Мою маму Ираиду все звали просто Раей, Раечкой. Она была очень красивая. Небольшого роста, с открытым ясным лицом, она в начале тридцатых приехала в Ленинград из Костромской глубинки с ребенком Лёней на руках. Едва увидев ее, мой будущий отец Григорий, как вспоминала тетя Лиза, влюбился, долго добивался и все-таки добился ее согласия выйти за него замуж. Маму он боготворил и дико ревновал ко всем на свете. Лёню усыновил и любил как родного. Вскоре на свет появился я, предмет безмерной родительской любви. Жили мы на втором этаже в шестнадцатиметровой комнате четырехэтажного дома, даже не в коммунальной квартире, а, как говорилось, в коридорной системе. По существу это было самое настоящее общежитие: через весь этаж проходил узкий коридор, слева и справа – двери в комнаты. Каждые две соседние комнаты отапливались одной общей круглой печкой. Дрова хранились во дворе в бесчисленных сарайчиках, обитых ржавым железом. На всех этажах, кроме первого, где помещалась зеркальная мастерская, было около тридцати комнат. Посередине располагалась огромная кухня, в самом центре ее стоял длиннющий стол. В сторонке – две чугунные раковины-рукомойники. О горячей воде даже не мечтали. Пищу готовили на примусах. Мы жили в комнате № 100, а в 113-ой обитала семья маминой сестры тети Пани.

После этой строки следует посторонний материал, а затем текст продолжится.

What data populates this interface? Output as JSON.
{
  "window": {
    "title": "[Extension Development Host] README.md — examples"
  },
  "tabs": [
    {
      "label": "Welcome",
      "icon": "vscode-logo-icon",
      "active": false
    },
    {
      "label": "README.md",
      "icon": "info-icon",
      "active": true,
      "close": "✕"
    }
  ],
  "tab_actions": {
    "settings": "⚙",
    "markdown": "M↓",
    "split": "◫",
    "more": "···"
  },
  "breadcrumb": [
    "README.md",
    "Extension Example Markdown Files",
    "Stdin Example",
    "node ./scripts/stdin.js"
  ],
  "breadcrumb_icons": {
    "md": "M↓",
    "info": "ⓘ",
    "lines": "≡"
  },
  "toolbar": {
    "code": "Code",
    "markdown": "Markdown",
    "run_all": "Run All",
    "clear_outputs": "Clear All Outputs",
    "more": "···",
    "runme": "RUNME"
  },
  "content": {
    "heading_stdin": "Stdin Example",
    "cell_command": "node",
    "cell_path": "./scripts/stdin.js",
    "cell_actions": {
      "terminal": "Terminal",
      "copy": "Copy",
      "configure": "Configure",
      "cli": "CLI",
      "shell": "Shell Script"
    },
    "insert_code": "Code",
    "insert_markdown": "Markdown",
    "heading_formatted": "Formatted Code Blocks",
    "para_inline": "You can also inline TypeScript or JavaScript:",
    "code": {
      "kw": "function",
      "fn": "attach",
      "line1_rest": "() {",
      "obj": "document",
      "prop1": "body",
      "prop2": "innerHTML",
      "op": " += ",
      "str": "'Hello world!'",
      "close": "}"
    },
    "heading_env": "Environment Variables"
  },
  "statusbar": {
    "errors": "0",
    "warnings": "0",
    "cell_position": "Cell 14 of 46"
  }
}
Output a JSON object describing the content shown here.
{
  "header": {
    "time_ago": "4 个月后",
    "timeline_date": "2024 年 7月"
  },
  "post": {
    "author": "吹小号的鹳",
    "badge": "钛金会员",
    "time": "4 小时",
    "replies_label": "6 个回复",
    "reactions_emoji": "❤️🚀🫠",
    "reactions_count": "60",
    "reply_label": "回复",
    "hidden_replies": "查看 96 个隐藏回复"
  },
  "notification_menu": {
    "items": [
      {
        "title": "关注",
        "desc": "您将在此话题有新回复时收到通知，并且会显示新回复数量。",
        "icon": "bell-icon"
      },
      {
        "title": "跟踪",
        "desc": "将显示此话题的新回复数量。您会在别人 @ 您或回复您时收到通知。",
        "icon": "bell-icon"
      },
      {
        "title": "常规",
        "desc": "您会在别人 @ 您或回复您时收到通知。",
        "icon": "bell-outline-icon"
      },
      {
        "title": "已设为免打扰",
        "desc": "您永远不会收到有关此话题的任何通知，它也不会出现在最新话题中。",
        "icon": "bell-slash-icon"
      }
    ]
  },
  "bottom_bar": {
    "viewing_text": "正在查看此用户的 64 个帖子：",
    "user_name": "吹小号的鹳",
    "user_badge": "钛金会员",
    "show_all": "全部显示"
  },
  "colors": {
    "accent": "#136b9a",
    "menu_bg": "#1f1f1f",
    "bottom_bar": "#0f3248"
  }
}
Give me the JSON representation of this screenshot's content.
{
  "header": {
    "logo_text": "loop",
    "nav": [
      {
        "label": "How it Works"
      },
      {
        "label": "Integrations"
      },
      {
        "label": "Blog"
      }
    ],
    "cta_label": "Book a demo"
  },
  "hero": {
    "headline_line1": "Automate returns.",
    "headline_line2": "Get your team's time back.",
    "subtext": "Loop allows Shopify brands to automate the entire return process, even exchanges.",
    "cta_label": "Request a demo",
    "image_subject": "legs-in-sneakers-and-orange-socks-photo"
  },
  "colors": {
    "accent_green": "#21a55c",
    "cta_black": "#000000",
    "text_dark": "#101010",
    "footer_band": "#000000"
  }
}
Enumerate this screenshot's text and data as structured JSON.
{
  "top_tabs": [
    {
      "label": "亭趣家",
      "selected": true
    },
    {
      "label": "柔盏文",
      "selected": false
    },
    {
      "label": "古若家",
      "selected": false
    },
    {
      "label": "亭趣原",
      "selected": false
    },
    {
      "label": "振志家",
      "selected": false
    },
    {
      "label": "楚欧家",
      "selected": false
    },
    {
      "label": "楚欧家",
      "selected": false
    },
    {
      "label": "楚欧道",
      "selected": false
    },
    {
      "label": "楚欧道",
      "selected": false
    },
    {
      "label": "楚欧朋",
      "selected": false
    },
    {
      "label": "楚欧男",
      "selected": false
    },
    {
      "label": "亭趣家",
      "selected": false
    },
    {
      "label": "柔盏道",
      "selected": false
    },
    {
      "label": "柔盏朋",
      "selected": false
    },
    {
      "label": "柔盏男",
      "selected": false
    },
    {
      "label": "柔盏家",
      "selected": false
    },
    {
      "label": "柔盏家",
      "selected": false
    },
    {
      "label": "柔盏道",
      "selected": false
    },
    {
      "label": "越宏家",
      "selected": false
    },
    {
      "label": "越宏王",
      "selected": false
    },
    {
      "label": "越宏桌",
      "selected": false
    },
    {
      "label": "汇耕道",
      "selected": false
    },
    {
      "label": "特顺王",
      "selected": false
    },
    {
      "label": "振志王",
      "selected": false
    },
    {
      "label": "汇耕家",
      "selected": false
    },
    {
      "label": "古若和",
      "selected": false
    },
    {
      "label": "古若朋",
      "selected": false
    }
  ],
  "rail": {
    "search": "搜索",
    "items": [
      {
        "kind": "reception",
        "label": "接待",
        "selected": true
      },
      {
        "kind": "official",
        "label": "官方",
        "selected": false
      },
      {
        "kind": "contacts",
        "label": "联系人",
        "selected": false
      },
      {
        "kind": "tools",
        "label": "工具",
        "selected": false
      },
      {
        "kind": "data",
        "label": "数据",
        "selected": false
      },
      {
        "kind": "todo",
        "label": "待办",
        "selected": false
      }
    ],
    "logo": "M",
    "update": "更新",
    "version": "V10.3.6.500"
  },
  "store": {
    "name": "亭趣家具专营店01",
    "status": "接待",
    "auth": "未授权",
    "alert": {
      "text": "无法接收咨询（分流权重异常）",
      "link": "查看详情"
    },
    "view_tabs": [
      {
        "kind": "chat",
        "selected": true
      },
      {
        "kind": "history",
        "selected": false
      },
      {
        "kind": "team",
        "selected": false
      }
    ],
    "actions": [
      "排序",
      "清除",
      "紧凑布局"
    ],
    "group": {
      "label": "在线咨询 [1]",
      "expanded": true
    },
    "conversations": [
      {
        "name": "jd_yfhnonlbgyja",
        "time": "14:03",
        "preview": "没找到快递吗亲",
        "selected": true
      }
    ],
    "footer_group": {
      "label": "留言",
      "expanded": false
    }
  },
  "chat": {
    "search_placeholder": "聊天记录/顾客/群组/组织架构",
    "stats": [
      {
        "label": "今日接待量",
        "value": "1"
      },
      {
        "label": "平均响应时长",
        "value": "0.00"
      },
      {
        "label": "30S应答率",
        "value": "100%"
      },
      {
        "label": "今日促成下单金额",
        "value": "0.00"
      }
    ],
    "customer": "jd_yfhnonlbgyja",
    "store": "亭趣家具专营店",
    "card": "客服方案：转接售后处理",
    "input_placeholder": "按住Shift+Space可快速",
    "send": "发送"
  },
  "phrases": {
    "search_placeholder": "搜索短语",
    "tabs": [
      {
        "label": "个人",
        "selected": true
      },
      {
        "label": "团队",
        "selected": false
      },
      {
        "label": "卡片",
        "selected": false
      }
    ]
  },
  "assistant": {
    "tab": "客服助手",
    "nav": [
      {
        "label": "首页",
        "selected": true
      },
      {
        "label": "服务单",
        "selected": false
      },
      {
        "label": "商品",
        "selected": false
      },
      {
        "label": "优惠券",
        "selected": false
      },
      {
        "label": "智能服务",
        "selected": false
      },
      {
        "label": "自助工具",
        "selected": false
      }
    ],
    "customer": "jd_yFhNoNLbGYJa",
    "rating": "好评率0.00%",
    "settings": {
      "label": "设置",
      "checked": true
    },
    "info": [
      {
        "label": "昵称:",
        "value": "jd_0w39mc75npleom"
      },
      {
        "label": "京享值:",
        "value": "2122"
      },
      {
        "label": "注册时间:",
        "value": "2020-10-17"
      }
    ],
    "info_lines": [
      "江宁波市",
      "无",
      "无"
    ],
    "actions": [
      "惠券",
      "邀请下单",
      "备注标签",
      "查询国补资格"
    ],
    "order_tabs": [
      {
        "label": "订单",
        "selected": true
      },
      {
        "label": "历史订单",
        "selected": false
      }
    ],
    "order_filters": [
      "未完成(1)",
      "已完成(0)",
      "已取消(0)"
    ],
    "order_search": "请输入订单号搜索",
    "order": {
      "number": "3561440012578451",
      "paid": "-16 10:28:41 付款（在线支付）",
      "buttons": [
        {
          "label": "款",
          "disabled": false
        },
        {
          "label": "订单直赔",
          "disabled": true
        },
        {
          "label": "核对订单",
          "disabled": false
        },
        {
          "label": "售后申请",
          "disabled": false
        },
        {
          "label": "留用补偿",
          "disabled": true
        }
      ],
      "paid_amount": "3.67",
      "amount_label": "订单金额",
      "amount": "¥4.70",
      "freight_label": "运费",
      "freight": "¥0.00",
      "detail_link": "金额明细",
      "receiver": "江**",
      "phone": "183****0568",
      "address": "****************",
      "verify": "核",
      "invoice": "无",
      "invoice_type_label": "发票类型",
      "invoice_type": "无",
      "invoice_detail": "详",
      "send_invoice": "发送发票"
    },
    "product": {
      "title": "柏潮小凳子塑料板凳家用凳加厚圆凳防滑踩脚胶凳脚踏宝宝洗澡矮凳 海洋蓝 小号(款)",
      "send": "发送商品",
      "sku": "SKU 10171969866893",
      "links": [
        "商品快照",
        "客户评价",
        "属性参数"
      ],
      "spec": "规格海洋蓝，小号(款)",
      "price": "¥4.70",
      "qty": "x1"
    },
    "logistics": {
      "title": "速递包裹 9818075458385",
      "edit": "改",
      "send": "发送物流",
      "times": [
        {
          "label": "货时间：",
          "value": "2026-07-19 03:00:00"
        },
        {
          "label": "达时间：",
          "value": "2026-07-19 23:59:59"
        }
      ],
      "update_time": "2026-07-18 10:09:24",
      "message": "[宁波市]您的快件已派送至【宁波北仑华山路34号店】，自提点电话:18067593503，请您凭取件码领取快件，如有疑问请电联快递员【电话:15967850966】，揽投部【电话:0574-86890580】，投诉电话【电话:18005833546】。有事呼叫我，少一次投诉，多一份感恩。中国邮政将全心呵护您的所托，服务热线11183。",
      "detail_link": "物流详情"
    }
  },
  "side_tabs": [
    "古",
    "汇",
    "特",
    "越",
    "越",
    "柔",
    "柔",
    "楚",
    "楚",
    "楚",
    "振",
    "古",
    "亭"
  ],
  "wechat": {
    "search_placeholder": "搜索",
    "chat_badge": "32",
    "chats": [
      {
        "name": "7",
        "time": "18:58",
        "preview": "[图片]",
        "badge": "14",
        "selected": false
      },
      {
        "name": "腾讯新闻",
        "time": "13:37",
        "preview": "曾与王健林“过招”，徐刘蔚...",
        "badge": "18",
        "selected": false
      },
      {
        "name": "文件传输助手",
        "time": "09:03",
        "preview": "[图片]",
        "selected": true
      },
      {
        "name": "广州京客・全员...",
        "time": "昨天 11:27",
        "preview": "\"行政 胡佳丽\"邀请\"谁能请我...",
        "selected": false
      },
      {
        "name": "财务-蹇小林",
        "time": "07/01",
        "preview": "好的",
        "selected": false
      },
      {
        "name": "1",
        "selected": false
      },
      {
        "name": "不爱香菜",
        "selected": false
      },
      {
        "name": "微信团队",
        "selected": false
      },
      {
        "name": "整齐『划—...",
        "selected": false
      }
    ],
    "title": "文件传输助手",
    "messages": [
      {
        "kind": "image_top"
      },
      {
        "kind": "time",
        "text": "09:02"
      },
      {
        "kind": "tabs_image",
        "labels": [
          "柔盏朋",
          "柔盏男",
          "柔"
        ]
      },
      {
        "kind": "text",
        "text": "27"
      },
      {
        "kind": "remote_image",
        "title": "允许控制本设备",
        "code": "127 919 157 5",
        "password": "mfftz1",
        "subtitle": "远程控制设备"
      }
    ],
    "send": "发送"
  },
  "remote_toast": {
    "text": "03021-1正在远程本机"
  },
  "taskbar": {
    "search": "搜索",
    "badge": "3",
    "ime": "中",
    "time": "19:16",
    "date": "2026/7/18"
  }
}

Нашу счастливую жизнь разорвала война. И вот теперь в родной деревне мама стала простой колхозницей. Рано утром, чуть свет, звонкий колокольчик бригадирши тети Нюры будил деревню. Она обходила избы и «наряжала» людей на работы. Мама трудилась и в поле, и на скотном дворе, и даже наравне с мужиками на лесных делянках, ловила сетями рыбу в Чухломском озере. Мужиков-то в деревне было очень мало, все были на войне.
Однажды поздней осенью, насквозь мокрая, она принесла домой увесистый кусок огромной щуки. Тогда мама жестоко простудилась, и ее больше в рыболовецкую артель не посылали.
В деревне все жили одинаково трудно. На заработанные трудодни мало что выдавали, лишь в ведомостях ставили ничего не обеспечивающие палочки. А в каждой избе – голодные ребятишки, их надо кормить, вот женщины и крутились как могли, надрывались на работах. Мы всё видели и примечали, слышали, как взрослые недобрыми словами костерили госпоставки: надо было регулярно сдавать государству зерно, мясо, овечью шерсть, животное (коровье) масло, куриные яйца. Со слезами подписывались на облигации государственного добровольного займа – добровольным он только назывался.
И все же традиционные праздники, например Рождество, Масленицу, Пасху, Троицу, а также престольный праздник нашей деревни Абрамьев (Авраамиев) день отмечали весело и сытно. Хозяйки загодя приберегали продукты. С раннего утра во всех избах топятся печи, пекутся пироги, на Масленицу – блины, в Пасху – неимоверно вкусные куличи и творожные пасхи, а на столах в больших деревянных плошках сияют покрашенные луковой шелухой куриные яички. Утром празднично наряженные матери брали нас с собою в Нероново в церковь, где проходила служба. Хорошо помню, как старенький поп причащал меня, вливал в рот маленькую ложечку с необыкновенно сладкой жидкостью…
В середине дня столы заставлены мисками с обязательной горячей картошкой, студнем, квашеной капустой, огурцами, грибами. А посередине – бутылки с мутным самогоном и с тем же самогоном, только подкрашенным клюквенным морсом. Взрослые пили мало, берегли себя до вечернего застолья. Мы ели «от пуза», бегали по избам в гости, играли, стукались, иногда жульничая, крашеными яичками, ссорились и тут же мирились. У нас была своя жизнь, у взрослых – своя, им было не до нас, и всем было радостно и весело.
Летним вечером на улице, а зимою в чьей-нибудь избе (часто это было в нашей) устраивалось празднество «в складчину»: все приносили с собою на общий стол разную снедь и бутылки с самогоном и брагой.
Нам с полатей было видно все, что происходило в горнице. Сначала в полной тишине произносили тост за победу над проклятыми фашистами, затем, чинно, вполголоса переговариваясь, выпивали из граненых стопок, крякали, морщились, закусывали. Постепенно разговор становился громким и хмельным.